You might feel that this is a too-broad generalization of humor, but I think Deleuze is getting at (perhaps unintentionally) that lived life really only has two valences, two moments, tragedy and farce (humor). There is the shooting off, the aufhebuhn, line of flight (tragic), and the moment of the turn, the stitch, the change in the sign of the first derivative of a line (humor, farce). I think this conversation extends back to Marx and Hegel, though Deleuze might deny it.

Humor "hurls us into the ground of bodies and the groundlessness of their mixtures." (135) Humor is fundamentally a mortifying moment. It humbles us, and reminds us of the smallness of our aspirations and acheivements, makes fun of the gods and masters that we hold dear. Socratic irony "tears the individual away from his or her immediate existence." (137) If the moment is truly magnificent (e.g. Monty Python), we enter the realm of humor as nonsense -- signification has been cut up and unthreaded to the point that all navigation markers have been lost. The sensation of pure sense is to be so caught up in the number of bowling pins thet juggler juggles that we reach a state of immanence with the marvel and time, future and past, contracts and extends without measure (Aion). This infinite moment, at the surface, is where the line rises up and then turns, finally stitching itself to another line or surface. Hence, as Deleuze says, where the space where the line turns -- this "void is the site of sense", "harmonizing" with its own nonsense, the two sides of the coin, etc. (137) The void is the "paradoxical element", the space between, the aleatory point, the space underneath the curve. (137)

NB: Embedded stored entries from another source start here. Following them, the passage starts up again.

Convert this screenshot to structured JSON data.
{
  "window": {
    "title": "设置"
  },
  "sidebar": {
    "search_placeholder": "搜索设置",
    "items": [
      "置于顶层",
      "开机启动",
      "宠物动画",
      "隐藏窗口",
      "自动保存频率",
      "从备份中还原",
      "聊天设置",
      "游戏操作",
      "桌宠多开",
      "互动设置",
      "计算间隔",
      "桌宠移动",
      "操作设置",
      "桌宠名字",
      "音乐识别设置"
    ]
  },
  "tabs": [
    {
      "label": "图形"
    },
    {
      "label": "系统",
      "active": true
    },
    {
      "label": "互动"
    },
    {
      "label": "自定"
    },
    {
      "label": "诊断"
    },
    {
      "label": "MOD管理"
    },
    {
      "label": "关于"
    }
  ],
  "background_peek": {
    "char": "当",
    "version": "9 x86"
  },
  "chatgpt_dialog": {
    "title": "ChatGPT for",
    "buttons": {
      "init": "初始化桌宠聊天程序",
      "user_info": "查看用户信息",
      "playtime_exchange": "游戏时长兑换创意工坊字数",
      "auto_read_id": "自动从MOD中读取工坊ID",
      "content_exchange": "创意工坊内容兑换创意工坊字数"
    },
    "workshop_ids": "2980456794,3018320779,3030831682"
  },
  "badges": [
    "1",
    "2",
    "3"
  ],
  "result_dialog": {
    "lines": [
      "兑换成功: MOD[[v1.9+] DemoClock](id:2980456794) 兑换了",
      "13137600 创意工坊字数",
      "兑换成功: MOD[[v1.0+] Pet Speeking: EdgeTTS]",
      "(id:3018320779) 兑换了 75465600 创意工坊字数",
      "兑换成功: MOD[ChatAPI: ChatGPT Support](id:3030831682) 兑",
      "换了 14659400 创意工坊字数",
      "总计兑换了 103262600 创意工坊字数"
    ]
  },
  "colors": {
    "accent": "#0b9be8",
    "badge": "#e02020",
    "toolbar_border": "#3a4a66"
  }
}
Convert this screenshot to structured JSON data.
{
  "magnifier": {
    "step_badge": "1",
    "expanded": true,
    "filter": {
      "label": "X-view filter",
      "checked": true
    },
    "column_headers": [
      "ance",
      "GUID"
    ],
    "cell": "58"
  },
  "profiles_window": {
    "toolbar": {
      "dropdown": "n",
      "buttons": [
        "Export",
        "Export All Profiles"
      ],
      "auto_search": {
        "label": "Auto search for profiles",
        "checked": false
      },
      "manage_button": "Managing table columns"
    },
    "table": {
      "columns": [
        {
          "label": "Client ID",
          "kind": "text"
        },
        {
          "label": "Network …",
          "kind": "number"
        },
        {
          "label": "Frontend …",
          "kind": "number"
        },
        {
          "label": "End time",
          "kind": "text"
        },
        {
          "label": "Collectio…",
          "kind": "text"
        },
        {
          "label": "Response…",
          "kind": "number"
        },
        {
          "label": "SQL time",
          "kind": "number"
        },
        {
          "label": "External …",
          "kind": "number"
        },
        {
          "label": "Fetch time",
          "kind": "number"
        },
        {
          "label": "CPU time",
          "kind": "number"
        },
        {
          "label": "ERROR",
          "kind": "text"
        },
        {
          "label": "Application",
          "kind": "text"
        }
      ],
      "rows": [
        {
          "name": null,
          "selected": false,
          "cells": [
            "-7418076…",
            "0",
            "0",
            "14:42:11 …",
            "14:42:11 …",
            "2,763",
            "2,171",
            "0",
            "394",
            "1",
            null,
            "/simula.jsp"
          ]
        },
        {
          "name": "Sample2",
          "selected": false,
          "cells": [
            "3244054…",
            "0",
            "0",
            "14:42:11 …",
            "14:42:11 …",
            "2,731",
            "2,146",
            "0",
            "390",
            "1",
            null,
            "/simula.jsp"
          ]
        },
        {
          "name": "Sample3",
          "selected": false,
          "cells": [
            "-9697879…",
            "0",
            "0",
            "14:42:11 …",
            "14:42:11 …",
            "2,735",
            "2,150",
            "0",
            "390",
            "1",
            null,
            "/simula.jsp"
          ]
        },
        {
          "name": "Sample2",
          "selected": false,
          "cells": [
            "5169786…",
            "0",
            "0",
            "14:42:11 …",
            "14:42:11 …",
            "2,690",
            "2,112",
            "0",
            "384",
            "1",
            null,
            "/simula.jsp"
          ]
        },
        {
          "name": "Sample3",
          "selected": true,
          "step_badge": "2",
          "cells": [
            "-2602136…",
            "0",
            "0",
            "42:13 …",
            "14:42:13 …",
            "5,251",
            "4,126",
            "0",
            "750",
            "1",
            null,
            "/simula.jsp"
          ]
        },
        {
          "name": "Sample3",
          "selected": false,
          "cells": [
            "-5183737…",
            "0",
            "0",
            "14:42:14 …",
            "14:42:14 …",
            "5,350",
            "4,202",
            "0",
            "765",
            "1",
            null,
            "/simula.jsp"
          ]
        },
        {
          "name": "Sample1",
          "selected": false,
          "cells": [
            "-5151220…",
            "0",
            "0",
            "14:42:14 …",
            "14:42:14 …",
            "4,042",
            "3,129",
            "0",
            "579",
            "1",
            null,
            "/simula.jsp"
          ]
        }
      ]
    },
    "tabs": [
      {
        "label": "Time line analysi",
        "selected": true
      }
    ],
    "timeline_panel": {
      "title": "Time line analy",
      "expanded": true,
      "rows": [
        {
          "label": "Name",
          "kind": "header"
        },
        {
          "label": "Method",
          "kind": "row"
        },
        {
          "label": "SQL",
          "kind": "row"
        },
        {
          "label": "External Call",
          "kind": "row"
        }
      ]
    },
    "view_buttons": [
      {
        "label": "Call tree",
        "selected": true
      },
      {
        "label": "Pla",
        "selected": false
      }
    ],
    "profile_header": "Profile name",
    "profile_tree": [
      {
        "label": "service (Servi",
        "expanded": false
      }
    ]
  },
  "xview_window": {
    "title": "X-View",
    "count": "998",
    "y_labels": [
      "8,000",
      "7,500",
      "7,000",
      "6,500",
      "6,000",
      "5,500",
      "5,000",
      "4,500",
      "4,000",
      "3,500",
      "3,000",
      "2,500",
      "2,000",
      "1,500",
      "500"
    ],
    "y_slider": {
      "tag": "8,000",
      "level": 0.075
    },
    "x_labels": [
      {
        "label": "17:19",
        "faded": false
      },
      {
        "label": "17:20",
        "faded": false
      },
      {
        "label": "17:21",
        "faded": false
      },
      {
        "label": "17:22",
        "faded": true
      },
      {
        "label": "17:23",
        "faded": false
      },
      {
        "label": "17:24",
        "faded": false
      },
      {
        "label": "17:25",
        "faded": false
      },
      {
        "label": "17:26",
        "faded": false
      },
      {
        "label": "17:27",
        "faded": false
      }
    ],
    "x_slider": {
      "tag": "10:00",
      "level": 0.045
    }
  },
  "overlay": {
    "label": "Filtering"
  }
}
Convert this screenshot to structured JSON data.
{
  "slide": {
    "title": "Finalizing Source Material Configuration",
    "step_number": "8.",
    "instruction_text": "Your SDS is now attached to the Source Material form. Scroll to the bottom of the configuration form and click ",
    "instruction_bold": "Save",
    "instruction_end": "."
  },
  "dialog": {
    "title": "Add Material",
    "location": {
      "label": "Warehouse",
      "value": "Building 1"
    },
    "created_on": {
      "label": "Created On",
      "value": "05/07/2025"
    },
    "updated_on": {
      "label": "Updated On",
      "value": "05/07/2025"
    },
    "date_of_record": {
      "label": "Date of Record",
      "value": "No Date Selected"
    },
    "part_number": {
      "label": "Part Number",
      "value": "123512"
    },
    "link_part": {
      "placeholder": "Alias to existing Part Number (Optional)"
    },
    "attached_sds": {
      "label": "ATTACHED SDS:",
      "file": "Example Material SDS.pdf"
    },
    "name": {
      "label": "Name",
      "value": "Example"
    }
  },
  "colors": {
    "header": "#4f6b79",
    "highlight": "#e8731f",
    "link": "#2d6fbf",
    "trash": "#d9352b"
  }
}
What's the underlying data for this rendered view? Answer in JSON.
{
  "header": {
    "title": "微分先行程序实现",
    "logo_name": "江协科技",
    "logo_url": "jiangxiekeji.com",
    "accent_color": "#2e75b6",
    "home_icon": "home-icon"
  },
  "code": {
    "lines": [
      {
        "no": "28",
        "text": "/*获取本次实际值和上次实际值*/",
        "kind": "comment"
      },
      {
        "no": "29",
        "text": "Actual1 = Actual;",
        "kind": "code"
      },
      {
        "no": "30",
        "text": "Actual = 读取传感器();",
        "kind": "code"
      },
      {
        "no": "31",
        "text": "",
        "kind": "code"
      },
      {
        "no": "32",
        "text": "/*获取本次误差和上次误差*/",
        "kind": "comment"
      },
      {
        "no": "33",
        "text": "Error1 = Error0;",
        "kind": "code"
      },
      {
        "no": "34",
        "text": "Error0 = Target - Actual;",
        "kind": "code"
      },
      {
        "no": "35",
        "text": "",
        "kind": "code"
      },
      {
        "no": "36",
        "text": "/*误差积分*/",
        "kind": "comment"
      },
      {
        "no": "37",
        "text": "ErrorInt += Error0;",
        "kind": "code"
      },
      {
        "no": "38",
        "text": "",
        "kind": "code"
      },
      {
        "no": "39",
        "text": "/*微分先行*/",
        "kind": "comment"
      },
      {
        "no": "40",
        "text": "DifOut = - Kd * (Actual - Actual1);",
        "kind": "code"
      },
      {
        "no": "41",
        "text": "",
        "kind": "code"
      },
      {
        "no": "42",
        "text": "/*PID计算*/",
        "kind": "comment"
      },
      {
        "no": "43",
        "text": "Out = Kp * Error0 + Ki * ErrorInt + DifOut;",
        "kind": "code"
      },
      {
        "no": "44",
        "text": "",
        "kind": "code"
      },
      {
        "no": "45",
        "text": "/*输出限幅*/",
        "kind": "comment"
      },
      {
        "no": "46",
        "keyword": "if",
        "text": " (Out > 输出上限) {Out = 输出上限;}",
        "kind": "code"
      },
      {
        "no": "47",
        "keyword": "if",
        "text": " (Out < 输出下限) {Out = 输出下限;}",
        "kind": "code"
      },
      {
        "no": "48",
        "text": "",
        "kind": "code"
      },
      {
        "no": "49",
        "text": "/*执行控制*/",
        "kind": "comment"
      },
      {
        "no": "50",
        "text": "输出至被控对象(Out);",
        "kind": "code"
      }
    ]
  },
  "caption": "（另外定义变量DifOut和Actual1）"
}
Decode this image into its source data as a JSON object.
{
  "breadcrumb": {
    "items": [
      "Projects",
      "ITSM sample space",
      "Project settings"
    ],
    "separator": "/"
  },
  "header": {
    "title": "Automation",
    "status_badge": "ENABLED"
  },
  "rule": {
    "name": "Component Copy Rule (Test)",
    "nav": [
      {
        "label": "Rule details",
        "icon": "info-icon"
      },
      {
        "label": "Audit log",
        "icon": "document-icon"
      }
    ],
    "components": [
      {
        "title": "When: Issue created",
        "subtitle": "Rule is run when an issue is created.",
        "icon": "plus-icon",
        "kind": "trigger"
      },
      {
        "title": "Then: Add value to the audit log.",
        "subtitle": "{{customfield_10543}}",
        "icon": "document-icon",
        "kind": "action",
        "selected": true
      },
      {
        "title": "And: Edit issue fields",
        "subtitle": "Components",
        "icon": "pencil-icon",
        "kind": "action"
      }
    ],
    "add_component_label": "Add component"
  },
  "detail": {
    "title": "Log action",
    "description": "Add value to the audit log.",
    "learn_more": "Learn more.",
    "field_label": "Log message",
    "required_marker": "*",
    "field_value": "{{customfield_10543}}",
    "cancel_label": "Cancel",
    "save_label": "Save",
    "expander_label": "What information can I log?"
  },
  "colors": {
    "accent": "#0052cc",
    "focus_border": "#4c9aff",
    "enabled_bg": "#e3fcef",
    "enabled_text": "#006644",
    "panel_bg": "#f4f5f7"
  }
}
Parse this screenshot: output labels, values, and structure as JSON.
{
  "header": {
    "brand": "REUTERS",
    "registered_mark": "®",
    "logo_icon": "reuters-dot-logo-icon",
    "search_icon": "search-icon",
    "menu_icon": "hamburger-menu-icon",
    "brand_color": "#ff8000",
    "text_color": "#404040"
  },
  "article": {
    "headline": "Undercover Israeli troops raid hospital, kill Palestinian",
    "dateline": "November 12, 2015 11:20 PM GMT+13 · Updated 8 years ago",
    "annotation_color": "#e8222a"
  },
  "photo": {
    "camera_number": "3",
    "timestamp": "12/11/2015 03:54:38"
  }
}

Deleuze take a sideline here to speak of Zen and the "absurdity of significations". (136) He seems to return several times in his work to Eastern philosophy to show what I would call the "flattening" of thought, as if one was to take thought and push it into 2-dimensions, as one might take an event and stretch or spread it along an "ordinary line". E.G. A picture using perspective becomes Hokusai, etc.

"[Irony] is the demon who holds up to G-d and to his creatures the mirror wherein universal individuality dissolves." (140) (E.G. The mousetrap (play within a play) set for Claudius in Hamlet.)